Share your dilemmas and get honest opinions from other Mumsnetters.

My husband won't tell me who he voted for today?

339 replies

FreeFlowersForAll · 05/05/2022 23:25

AIBU?

I spoiled my ballot.

My husband won't tell me who he voted for, and he's annoyed that I keep asking? Surely this is the kind of info that should be shared between a man and wife?

OP posts:
Roadblock6 · 06/05/2022 08:18

He’d tell u if he wanted to. In fact, he could just as easily lie.
Give it up. It’s not for you to know

SickAndTiredAgain · 06/05/2022 08:20

nonevernotever · 06/05/2022 08:13

I'm in the your vote is private camp but Im surprised by the number of posters who equate that with not discussing politics/ not knowing your partner's views on issues etc etc. We discuss politics a lot. I could tell you my partner's views on most issues pretty accurately I suspect, but I still wouldn't dream of asking how he voted .

The point I was making when I talked about discussing politics wasn't that therefore I would ask DH how he voted, it was that I didn't need to ask because it's obvious.

muddyford · 06/05/2022 08:21

It a secret ballot. You ABU even to ask him. I wouldn't dream of asking my DH. If he tells me, that's fine. And YABU spoiling your ballot paper.
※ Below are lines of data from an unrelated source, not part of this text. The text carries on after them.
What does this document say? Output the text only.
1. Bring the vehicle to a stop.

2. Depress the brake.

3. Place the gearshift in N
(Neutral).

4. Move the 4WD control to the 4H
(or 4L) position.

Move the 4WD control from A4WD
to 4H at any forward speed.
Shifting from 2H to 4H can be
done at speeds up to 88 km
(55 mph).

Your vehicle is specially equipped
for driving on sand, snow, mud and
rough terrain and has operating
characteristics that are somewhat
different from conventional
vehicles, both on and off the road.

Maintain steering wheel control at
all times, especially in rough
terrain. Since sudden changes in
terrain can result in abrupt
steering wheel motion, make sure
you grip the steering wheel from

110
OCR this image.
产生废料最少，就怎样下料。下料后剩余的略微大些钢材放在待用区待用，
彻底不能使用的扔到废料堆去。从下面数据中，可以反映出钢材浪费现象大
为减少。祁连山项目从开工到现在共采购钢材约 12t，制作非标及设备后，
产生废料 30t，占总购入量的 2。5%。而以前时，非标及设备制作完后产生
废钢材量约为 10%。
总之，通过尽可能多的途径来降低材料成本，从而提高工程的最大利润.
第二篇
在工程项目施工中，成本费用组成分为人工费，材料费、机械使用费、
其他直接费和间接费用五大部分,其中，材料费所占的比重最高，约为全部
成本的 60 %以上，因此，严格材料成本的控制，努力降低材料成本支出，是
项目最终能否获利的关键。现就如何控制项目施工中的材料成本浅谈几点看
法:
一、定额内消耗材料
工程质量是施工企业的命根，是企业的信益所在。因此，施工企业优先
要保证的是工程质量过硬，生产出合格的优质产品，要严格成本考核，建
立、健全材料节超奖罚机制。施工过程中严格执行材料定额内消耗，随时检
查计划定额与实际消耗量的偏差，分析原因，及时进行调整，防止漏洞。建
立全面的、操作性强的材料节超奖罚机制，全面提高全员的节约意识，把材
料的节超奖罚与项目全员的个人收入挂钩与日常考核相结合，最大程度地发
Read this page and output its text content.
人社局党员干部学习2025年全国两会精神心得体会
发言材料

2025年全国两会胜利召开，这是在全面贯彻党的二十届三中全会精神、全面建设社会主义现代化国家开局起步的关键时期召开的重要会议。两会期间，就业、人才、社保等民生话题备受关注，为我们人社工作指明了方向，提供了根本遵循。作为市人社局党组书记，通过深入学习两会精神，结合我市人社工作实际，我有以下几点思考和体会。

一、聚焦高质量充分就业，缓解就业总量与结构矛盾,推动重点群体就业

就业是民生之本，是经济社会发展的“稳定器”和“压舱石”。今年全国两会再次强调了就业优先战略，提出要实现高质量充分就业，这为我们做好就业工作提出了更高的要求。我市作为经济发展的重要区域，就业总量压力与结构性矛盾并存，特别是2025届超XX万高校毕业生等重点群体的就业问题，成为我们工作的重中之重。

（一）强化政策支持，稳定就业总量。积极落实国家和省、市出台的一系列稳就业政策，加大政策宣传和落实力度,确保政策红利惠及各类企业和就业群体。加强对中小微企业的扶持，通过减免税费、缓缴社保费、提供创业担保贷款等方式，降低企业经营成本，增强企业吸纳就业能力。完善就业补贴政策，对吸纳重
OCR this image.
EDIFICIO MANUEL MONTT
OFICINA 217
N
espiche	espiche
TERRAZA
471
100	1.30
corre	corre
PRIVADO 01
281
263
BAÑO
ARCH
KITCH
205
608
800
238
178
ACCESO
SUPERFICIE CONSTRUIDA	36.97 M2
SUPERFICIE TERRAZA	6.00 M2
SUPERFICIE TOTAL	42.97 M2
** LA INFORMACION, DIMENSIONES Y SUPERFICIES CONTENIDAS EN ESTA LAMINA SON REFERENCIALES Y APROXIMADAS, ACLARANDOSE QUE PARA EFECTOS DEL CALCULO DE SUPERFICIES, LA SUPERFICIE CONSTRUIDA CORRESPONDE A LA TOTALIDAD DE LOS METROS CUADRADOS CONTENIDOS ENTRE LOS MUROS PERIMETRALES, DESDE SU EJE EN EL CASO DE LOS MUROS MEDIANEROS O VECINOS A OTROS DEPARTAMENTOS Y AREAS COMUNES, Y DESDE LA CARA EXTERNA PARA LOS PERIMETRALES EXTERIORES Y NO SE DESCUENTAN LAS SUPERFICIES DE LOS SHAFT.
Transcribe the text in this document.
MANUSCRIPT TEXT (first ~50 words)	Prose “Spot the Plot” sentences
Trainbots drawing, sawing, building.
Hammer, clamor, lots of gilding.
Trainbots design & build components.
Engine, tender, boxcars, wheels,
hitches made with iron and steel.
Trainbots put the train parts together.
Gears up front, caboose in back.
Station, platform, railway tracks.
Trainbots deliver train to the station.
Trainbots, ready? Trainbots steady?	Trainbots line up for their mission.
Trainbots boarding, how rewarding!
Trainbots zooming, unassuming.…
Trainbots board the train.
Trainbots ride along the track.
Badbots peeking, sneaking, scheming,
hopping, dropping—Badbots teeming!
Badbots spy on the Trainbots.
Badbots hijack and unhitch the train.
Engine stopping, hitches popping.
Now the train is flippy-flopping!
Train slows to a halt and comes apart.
saggyhairyass · 06/05/2022 08:21

I don't know who my husband voted for. None of my business. I spoiled my ballot. He knows I did that because I told him. But if I didn't, and I didn't tell him who I voted for, he wouldn't ask anyway.

I know spoiling your ballot is unpopular on here but I'd rather write a protest slogan on it than not bother doing anything with it at sll

HollowTalk · 06/05/2022 08:22

AnotherTroyforHertoBurn · 05/05/2022 23:31

You clearly haven't heard of the secrecy of the ballot box.

In 1872, the Secret Ballot Act was passed by Parliament. As a result of the 1872 Act, every elector is entitled to mark the ballot paper without being seen by anyone else, and there are safeguards against tampering with ballot papers after they have been cast.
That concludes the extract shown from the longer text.